I don't know if it's THAT crazy. It certainly wouldn't be the only case where competitors shared expensive infrastructure.


----------



## Michael P (Oct 27, 2004)

No bandwidth would be saved since E* and D* use sightly different encoding. As stated MPEG-4 may change this situation.

Also there is the probelm of "local avails" that both providers use to promote their programming (or sell as advertising time). If you can watch the same cable network side-by-side over both D* and E*. Some of the commecial breaks will be different - that's the local avail. If you have cable you will see commercials for your local car dealers during this time. You don't think that "Joe Jones Buick" actually bought time on the coast-to-coast CNN feed?


----------



## junki (Feb 19, 2004)

Michael P said:


> No bandwidth would be saved since E* and D* use sightly different encoding. As stated MPEG-4 may change this situation.
> 
> Also there is the probelm of "local avails" that both providers use to promote their programming (or sell as advertising time). If you can watch the same cable network side-by-side over both D* and E*. Some of the commecial breaks will be different - that's the local avail. If you have cable you will see commercials for your local car dealers during this time. You don't think that "Joe Jones Buick" actually bought time on the coast-to-coast CNN feed?

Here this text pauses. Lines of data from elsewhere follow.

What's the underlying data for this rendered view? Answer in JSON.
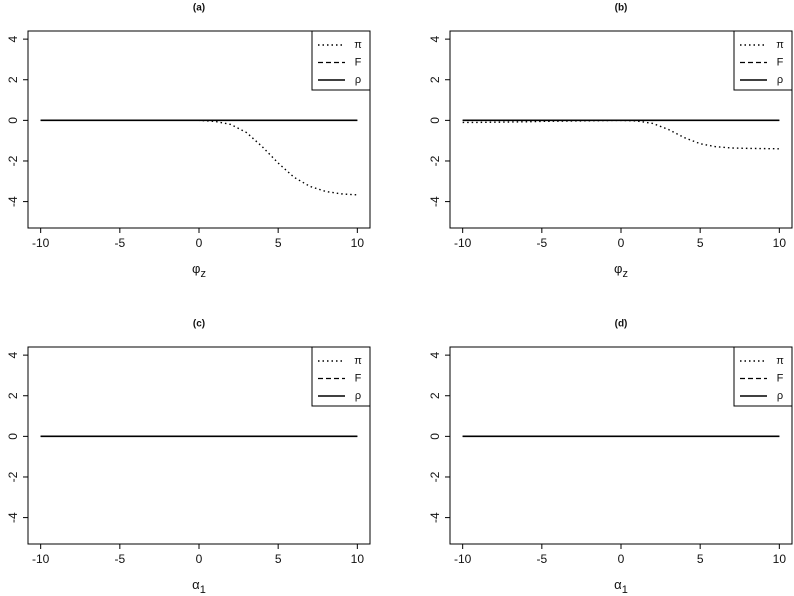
{
  "chart_data": [
    {
      "type": "line",
      "title": "(a)",
      "xlabel": [
        "φ",
        "z"
      ],
      "x": [
        -10,
        -9,
        -8,
        -7,
        -6,
        -5,
        -4,
        -3,
        -2,
        -1,
        0,
        1,
        2,
        3,
        4,
        5,
        6,
        7,
        8,
        9,
        10
      ],
      "series": [
        {
          "name": "π",
          "color": "#000000",
          "linestyle": "dotted",
          "values": [
            0,
            0,
            0,
            0,
            0,
            0,
            0,
            0,
            0,
            0,
            0,
            -0.05,
            -0.2,
            -0.6,
            -1.3,
            -2.1,
            -2.8,
            -3.25,
            -3.5,
            -3.62,
            -3.67
          ]
        },
        {
          "name": "F",
          "color": "#000000",
          "linestyle": "dashed",
          "values": [
            0,
            0,
            0,
            0,
            0,
            0,
            0,
            0,
            0,
            0,
            0,
            0,
            0,
            0,
            0,
            0,
            0,
            0,
            0,
            0,
            0
          ]
        },
        {
          "name": "ρ",
          "color": "#000000",
          "linestyle": "solid",
          "values": [
            0,
            0,
            0,
            0,
            0,
            0,
            0,
            0,
            0,
            0,
            0,
            0,
            0,
            0,
            0,
            0,
            0,
            0,
            0,
            0,
            0
          ]
        }
      ],
      "xlim": [
        -10.8,
        10.8
      ],
      "xticks": [
        -10,
        -5,
        0,
        5,
        10
      ],
      "ylim": [
        -5.3,
        4.4
      ],
      "yticks": [
        -4,
        -2,
        0,
        2,
        4
      ],
      "legend": "topright"
    },
    {
      "type": "line",
      "title": "(b)",
      "xlabel": [
        "φ",
        "z"
      ],
      "x": [
        -10,
        -9,
        -8,
        -7,
        -6,
        -5,
        -4,
        -3,
        -2,
        -1,
        0,
        1,
        2,
        3,
        4,
        5,
        6,
        7,
        8,
        9,
        10
      ],
      "series": [
        {
          "name": "π",
          "color": "#000000",
          "linestyle": "dotted",
          "values": [
            -0.1,
            -0.1,
            -0.09,
            -0.08,
            -0.07,
            -0.05,
            -0.04,
            -0.03,
            -0.02,
            -0.01,
            0,
            -0.03,
            -0.15,
            -0.45,
            -0.85,
            -1.15,
            -1.3,
            -1.36,
            -1.38,
            -1.39,
            -1.4
          ]
        },
        {
          "name": "F",
          "color": "#000000",
          "linestyle": "dashed",
          "values": [
            0,
            0,
            0,
            0,
            0,
            0,
            0,
            0,
            0,
            0,
            0,
            0,
            0,
            0,
            0,
            0,
            0,
            0,
            0,
            0,
            0
          ]
        },
        {
          "name": "ρ",
          "color": "#000000",
          "linestyle": "solid",
          "values": [
            0,
            0,
            0,
            0,
            0,
            0,
            0,
            0,
            0,
            0,
            0,
            0,
            0,
            0,
            0,
            0,
            0,
            0,
            0,
            0,
            0
          ]
        }
      ],
      "xlim": [
        -10.8,
        10.8
      ],
      "xticks": [
        -10,
        -5,
        0,
        5,
        10
      ],
      "ylim": [
        -5.3,
        4.4
      ],
      "yticks": [
        -4,
        -2,
        0,
        2,
        4
      ],
      "legend": "topright"
    },
    {
      "type": "line",
      "title": "(c)",
      "xlabel": [
        "α",
        "1"
      ],
      "x": [
        -10,
        -9,
        -8,
        -7,
        -6,
        -5,
        -4,
        -3,
        -2,
        -1,
        0,
        1,
        2,
        3,
        4,
        5,
        6,
        7,
        8,
        9,
        10
      ],
      "series": [
        {
          "name": "π",
          "color": "#000000",
          "linestyle": "dotted",
          "values": [
            0,
            0,
            0,
            0,
            0,
            0,
            0,
            0,
            0,
            0,
            0,
            0,
            0,
            0,
            0,
            0,
            0,
            0,
            0,
            0,
            0
          ]
        },
        {
          "name": "F",
          "color": "#000000",
          "linestyle": "dashed",
          "values": [
            0,
            0,
            0,
            0,
            0,
            0,
            0,
            0,
            0,
            0,
            0,
            0,
            0,
            0,
            0,
            0,
            0,
            0,
            0,
            0,
            0
          ]
        },
        {
          "name": "ρ",
          "color": "#000000",
          "linestyle": "solid",
          "values": [
            0,
            0,
            0,
            0,
            0,
            0,
            0,
            0,
            0,
            0,
            0,
            0,
            0,
            0,
            0,
            0,
            0,
            0,
            0,
            0,
            0
          ]
        }
      ],
      "xlim": [
        -10.8,
        10.8
      ],
      "xticks": [
        -10,
        -5,
        0,
        5,
        10
      ],
      "ylim": [
        -5.3,
        4.4
      ],
      "yticks": [
        -4,
        -2,
        0,
        2,
        4
      ],
      "legend": "topright"
    },
    {
      "type": "line",
      "title": "(d)",
      "xlabel": [
        "α",
        "1"
      ],
      "x": [
        -10,
        -9,
        -8,
        -7,
        -6,
        -5,
        -4,
        -3,
        -2,
        -1,
        0,
        1,
        2,
        3,
        4,
        5,
        6,
        7,
        8,
        9,
        10
      ],
      "series": [
        {
          "name": "π",
          "color": "#000000",
          "linestyle": "dotted",
          "values": [
            0,
            0,
            0,
            0,
            0,
            0,
            0,
            0,
            0,
            0,
            0,
            0,
            0,
            0,
            0,
            0,
            0,
            0,
            0,
            0,
            0
          ]
        },
        {
          "name": "F",
          "color": "#000000",
          "linestyle": "dashed",
          "values": [
            0,
            0,
            0,
            0,
            0,
            0,
            0,
            0,
            0,
            0,
            0,
            0,
            0,
            0,
            0,
            0,
            0,
            0,
            0,
            0,
            0
          ]
        },
        {
          "name": "ρ",
          "color": "#000000",
          "linestyle": "solid",
          "values": [
            0,
            0,
            0,
            0,
            0,
            0,
            0,
            0,
            0,
            0,
            0,
            0,
            0,
            0,
            0,
            0,
            0,
            0,
            0,
            0,
            0
          ]
        }
      ],
      "xlim": [
        -10.8,
        10.8
      ],
      "xticks": [
        -10,
        -5,
        0,
        5,
        10
      ],
      "ylim": [
        -5.3,
        4.4
      ],
      "yticks": [
        -4,
        -2,
        0,
        2,
        4
      ],
      "legend": "topright"
    }
  ]
}
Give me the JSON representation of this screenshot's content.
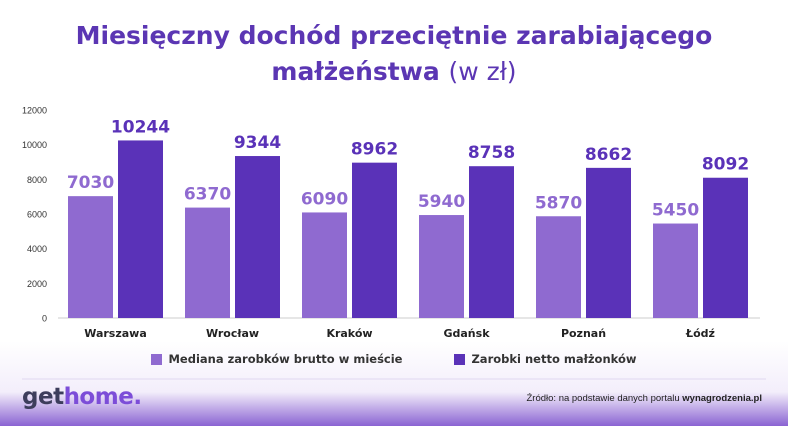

I think you are trying to say the same Satellites in the sky would be used? I think, maybe thats your input? What i meas is that both D and E Use 2 out of the 3 same locations to beam down to the dish on your home. It would make alot of sense to me anyways to use the same type of Reflector/Polar Plate and LNBF for either D or E. I understand the locations are off by inches here on earth but an adjustment on the Elevation or Skew would be a lot easier the changing the dish out. Am I ASS-U-ME-ing that would make sense?


----------